In a separate study, conducted by the Korean National Health Insurance system, of over 161,000 people, ages 40 to 79 with no history of atrial fibrillation or heart failure, researchers collected data, including height, weight, illnesses, lifestyle, oral health, and oral hygiene behaviors. Using this data as a comparison, they followed up with the participants ten years later to find that three percent of the participants who didn’t engage in daily oral hygienic practices developed atrial fibrillation, and five percent developed heart failure. Meanwhile, those who brushed their teeth three or more times a day had a ten percent lower risk of atrial fibrillation, and a twelve percent decreased risk of heart failure.

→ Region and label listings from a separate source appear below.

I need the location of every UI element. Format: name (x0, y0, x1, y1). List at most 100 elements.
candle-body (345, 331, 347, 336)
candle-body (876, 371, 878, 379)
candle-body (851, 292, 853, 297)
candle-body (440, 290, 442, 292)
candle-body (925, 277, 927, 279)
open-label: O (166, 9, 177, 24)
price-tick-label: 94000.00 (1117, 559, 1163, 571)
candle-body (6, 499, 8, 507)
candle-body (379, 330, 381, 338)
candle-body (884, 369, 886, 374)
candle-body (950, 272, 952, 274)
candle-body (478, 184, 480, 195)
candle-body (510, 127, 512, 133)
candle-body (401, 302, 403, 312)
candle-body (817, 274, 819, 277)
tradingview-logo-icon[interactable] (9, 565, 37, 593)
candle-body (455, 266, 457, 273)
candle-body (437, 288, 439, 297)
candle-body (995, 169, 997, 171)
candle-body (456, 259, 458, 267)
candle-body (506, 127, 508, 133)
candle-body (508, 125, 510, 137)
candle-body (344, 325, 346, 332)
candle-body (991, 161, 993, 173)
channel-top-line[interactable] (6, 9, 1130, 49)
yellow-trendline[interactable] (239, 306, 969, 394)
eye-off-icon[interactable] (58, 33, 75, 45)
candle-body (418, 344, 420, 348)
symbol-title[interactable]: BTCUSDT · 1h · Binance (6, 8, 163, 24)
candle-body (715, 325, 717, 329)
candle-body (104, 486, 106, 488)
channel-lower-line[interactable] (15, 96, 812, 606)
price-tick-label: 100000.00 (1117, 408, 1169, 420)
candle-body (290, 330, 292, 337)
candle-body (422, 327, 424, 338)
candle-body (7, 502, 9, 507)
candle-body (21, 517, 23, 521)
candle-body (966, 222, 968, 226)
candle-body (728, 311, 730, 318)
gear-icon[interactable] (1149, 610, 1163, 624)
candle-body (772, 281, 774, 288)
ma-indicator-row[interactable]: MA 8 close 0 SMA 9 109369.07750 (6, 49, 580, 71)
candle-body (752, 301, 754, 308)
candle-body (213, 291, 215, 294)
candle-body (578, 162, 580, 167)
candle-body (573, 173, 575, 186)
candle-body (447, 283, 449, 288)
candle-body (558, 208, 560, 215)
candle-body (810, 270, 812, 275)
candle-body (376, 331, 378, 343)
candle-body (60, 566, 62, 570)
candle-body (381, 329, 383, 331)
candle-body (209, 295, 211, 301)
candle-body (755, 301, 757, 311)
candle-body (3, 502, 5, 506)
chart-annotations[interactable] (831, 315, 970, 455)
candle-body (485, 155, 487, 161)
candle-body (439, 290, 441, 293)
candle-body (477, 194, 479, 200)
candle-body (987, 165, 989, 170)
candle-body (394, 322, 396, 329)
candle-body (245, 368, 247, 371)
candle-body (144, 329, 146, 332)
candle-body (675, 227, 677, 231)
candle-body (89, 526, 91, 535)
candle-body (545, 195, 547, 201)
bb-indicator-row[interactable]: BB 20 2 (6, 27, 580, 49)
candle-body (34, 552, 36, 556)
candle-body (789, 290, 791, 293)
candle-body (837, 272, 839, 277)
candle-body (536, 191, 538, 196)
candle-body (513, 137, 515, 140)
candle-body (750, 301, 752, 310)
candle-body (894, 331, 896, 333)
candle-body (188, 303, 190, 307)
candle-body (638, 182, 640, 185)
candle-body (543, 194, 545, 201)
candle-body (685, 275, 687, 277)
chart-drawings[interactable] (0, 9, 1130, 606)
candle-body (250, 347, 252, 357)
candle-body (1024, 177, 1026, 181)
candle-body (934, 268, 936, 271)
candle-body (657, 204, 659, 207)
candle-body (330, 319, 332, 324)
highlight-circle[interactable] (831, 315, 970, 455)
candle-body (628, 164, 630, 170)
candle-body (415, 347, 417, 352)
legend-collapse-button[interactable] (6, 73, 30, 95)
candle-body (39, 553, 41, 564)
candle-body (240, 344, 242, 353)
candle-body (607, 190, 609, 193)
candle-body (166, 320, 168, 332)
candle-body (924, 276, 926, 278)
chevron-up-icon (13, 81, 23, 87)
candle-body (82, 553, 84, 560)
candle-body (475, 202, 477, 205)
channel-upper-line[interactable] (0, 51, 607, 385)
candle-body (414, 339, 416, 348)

“So, get those toothbrushes out and start brushing!” Dr. Wade encourages. 

Frequent tooth-brushing reduces bacteria living in the pockets between your teeth and gums, and maintaining good oral hygiene prevents that bacteria from entering the bloodstream. Therefore, brushing your teeth is good for more than just your mouth, it’s good for your heart, and it’s good for your brain. Taking care of yourself starts with simple, basic practices, like eating well, getting sufficient sleep, and of course, brushing your teeth. Each of these seemingly small tasks makes a big impact on your brain: garnering nourishment from nutrient-rich foods, processing and storing newly acquired information while you sleep, and disrupting and ridding your mouth of harmful bacteria when you brush.